Monday, August 27, 2018
4:00 p.m. GTMI/Callaway Bldg. Auditorium
Reception at 3:30 p.m. in the GTMI Atrium
The Savannah River Site in Aiken, SC was constructed in the 1950’s to produce the basic materials necessary in the fabrication of nuclear weapons, primarily tritium and plutonium-239. Five reactors were also built in an effort to produce these materials for our nation’s defense programs. In support of these efforts, the Savannah River Laboratory was created. In 2004, the lab became Savannah River National Laboratory and has three main focus areas: National Security, Environmental Stewardship, and Clean Energy. The this presentation will discuss the history of the Savannah River Site, the role of the Savannah River National Laboratory in the safety and security of the nation, the immobilization of legacy nuclear waste, and some of the materials failures that occurred during nuclear waste processing.

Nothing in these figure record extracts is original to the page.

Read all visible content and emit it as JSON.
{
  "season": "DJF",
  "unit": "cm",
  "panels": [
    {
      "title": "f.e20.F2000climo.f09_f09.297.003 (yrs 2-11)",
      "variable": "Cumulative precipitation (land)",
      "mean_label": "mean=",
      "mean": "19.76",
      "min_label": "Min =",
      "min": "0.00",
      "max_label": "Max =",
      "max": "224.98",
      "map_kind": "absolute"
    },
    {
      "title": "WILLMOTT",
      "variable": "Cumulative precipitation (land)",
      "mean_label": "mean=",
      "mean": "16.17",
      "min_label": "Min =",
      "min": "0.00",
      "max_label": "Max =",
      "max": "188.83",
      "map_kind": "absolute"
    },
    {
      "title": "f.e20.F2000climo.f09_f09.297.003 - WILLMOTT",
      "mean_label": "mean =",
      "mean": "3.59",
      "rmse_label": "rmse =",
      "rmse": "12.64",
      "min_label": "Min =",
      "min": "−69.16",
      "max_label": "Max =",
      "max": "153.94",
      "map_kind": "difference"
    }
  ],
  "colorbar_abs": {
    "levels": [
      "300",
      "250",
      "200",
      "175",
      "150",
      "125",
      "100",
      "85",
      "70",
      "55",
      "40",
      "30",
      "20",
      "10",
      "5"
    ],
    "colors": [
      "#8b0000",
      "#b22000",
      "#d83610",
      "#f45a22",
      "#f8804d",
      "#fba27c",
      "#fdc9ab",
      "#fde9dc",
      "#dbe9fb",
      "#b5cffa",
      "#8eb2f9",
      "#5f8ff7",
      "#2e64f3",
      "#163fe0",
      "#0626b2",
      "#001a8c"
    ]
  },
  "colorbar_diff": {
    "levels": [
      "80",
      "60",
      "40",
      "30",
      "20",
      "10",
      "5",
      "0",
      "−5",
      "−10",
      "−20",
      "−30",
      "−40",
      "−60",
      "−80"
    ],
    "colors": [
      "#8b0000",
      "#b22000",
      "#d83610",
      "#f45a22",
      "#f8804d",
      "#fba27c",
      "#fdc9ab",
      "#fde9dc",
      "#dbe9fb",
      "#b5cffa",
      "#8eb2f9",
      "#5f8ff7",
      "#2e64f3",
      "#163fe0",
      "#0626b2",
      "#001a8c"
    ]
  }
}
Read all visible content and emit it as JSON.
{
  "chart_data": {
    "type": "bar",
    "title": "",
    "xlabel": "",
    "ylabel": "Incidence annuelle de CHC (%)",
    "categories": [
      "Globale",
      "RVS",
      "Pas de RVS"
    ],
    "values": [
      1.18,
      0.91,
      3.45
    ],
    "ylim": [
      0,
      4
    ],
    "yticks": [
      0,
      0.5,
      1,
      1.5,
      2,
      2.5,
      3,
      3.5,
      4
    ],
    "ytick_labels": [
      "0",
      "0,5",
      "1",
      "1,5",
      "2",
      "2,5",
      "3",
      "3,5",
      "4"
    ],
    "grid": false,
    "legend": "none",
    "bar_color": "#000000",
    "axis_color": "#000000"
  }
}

Biographical Information: Marissa Reigel Burnett joined Savannah River National Laboratory in 2009 after receiving her doctorate in Metallurgical and Materials Engineering from the Colorado School of Mines. Currently, she the manager for the Materials Applications and Process Technology (MA&PT) Group which specializes in metallurgy and materials science, nuclear material management, aging materials, and nuclear radiation modeling. Prior to becoming a manger, her research focused on the processing and immobilization of legacy nuclear waste, including the formulation and properties of radioactive waste forms, erosion/corrosion design basis, material compatibility analyses and project management. In 2015, Marissa was selected as a recipient of the SRNL Laboratory Director’s Award for Early Career Exceptional Achievement for her work on erosion-corrosion issues at the Hanford Site in Washington State. She is an active member of the American Ceramics Society and ASM International.